Change to the created test directory and run the master test script.
The master script runs each generated test script in sequence. Separate test scripts are generated per register set.
Store the results for analysis.
Successful test results, such as success (corruption reported) and success (corruption undetected), show that the driver under test is behaving properly. The results are reported as failure (no service impact reported) if the harness detects that the driver has failed to report the service impact after reporting a fault, or if the driver fails to detect that an access or DMA handle has been marked as faulted.
It is fine for a few test not triggered failures to appear in the output. However, several such failures indicate that the test is not working properly. These failures can appear when the driver does not access the same registers as when the test scripts were generated.

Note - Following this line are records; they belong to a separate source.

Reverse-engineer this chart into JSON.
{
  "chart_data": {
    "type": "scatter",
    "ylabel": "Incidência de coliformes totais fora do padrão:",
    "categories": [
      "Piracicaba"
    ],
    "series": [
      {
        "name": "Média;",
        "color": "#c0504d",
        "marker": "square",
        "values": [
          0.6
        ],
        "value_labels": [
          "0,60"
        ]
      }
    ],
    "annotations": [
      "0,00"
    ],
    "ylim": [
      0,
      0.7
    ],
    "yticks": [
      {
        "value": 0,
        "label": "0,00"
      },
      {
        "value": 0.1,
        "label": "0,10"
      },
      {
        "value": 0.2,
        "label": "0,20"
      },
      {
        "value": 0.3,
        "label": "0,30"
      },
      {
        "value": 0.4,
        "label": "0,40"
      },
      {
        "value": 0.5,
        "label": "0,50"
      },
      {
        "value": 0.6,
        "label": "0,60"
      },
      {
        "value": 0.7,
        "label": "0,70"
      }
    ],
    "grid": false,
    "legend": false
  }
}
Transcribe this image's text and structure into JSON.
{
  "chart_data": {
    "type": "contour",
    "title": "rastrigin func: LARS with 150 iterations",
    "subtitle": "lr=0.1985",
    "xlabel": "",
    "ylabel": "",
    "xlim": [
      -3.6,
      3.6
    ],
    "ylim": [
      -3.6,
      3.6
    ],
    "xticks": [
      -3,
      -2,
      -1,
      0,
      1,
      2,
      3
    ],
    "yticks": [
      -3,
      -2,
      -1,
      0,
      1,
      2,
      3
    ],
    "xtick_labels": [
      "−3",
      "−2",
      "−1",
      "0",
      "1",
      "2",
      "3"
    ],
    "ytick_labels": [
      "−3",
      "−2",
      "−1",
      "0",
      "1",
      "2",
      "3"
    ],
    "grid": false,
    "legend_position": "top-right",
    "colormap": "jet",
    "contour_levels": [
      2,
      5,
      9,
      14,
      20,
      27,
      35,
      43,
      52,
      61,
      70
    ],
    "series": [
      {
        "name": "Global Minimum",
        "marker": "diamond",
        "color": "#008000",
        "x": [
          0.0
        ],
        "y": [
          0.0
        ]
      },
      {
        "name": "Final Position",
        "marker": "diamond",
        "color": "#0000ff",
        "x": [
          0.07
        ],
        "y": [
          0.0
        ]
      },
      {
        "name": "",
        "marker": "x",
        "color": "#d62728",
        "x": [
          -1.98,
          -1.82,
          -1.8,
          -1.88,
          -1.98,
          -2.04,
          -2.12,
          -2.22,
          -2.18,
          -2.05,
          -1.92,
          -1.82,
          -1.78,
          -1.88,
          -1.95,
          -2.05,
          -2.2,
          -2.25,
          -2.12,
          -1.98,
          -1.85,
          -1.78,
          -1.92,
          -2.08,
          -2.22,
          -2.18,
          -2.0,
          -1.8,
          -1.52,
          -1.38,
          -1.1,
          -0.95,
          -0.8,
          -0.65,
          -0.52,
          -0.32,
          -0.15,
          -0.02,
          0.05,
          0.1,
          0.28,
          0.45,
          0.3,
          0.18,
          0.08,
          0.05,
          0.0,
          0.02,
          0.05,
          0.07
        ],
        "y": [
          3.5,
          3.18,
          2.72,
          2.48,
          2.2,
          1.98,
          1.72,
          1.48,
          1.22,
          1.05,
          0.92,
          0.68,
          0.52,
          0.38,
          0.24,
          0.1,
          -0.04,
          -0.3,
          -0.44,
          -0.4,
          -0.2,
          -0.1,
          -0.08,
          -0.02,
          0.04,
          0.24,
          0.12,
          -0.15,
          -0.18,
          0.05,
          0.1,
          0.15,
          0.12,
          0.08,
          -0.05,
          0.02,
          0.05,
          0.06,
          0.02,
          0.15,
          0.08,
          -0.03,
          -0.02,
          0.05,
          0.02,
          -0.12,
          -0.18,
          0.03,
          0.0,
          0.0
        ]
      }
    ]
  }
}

Run the test on multiple instances of the driver concurrently to test the multithreading of error paths.
For example, each th_define command creates a separate directory that contains test scripts and a master script:
# th_define -n xyznetdrv -i 0 -a log -e script
# th_define -n xyznetdrv -i 1 -a log -e script
Once created, run the master scripts in parallel.
Note - The generated scripts produce only simulated fault injections that are based on what was logged during the time the logging errdef was active. When you define a workload, ensure that the required results are logged. Also analyze the resulting logs and fault-injection specifications. Verify that the hardware access coverage that the resulting test scripts created is what is required.